O trecho acima é do romance Memórias de um Sargento de Milícias, de Manuel Antônio de Almeida. Dele pode afirmar-se que:

a) confirma o padrão romântico da descrição da personagem feminina, representada nesta obra por Luisinha.
b) exemplifica a afirmação de que o referido romance estava em descompasso com os padrões e o tom do Romantismo.
c) não fere o estilo romântico de descrever e narrar, pois se justifica por seu caráter de transição da estética romântica para a realista.
d) justifica, dentro do Romantismo, a caracterização sempre idealizada do perfil feminino de suas personagens.
e) insere-se na estética romântica, apesar das características negativas da personagem, que fazem dela legítima representante da dialética da malandragem.

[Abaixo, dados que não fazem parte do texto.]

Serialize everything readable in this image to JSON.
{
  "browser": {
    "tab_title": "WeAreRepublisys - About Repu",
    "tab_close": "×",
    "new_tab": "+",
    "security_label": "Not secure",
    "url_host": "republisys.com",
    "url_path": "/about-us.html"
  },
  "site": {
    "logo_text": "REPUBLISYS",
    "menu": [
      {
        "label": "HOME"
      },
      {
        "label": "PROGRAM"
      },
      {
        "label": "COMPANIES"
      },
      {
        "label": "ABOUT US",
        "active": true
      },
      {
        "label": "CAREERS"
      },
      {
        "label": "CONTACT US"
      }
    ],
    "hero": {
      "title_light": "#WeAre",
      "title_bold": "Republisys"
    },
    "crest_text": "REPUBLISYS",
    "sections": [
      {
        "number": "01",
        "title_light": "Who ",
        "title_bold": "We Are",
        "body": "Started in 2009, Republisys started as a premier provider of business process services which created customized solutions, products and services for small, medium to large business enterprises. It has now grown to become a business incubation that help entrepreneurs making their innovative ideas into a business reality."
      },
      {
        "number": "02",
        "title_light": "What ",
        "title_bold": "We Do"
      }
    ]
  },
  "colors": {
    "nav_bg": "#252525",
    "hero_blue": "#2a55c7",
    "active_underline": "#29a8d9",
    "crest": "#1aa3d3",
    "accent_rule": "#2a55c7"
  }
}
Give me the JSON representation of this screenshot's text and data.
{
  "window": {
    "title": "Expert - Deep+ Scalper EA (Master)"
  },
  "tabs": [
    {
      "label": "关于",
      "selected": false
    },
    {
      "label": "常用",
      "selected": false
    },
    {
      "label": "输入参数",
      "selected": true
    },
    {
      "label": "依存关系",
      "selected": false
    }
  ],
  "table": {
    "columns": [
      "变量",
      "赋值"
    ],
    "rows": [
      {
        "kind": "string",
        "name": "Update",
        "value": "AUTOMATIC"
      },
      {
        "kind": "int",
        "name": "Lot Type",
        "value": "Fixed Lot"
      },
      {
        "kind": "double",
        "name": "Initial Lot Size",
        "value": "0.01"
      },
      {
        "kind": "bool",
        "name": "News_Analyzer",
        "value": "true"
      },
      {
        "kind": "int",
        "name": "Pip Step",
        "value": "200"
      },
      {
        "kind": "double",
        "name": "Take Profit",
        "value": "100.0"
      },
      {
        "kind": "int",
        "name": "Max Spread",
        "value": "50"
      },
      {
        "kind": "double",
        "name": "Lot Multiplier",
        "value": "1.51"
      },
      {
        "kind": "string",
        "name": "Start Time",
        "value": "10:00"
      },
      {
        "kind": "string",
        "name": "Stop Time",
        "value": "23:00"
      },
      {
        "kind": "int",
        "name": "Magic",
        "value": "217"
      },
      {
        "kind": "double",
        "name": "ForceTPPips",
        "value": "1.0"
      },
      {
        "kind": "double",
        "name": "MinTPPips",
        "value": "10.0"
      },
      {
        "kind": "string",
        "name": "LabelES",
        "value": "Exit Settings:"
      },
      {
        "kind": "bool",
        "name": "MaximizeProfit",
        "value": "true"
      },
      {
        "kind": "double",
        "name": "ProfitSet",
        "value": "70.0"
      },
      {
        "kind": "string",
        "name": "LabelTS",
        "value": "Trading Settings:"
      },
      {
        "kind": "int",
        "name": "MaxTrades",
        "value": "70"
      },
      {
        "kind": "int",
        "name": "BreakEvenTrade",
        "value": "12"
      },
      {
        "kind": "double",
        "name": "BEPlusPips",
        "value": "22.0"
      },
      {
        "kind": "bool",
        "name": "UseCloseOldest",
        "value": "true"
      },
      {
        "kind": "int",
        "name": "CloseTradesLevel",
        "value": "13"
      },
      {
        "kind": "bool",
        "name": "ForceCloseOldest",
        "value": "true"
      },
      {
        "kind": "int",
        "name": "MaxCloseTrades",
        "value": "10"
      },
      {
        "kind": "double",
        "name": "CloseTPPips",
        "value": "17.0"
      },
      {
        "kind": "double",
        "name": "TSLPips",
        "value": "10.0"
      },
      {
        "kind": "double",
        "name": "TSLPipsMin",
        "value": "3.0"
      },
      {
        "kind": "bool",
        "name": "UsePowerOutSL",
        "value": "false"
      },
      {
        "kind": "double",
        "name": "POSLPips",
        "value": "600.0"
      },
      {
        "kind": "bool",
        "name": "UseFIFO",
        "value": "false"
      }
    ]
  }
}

25. (PUC-SP) Memórias de um Sargento de Milícias é um romance escrito por Manuel Antônio de Almeida. Considerando-o como um todo, indique a alternativa que NÃO confirma suas características romanescas:

a) É um romance folhetim, já que saiu em fascículos no suplemento “A Pacotilha”, do jornal Correio Mercantil, que o publicava semanalmente entre 1852 e 1853.
b) Utiliza a língua falada sem reservas e com toda a dignidade e naturalidade, o que confere à obra um caráter espontâneo e despretensioso.
c) Enquadra-se fundamente na estética realista, opondo-se ao ideário romântico, particularmente no que concerne à construção da personagem feminina e ao destaque dado às camadas mais populares da sociedade.
d) Reveste-se de comicidade, na linha do pitoresco, e desenvolve sátira saborosa aos costumes da época que atinge todas as camadas sociais.
e) Põe em prática a afirmação de que através do riso pode-se falar das coisas sérias da vida e instaurar a correção dos costumes.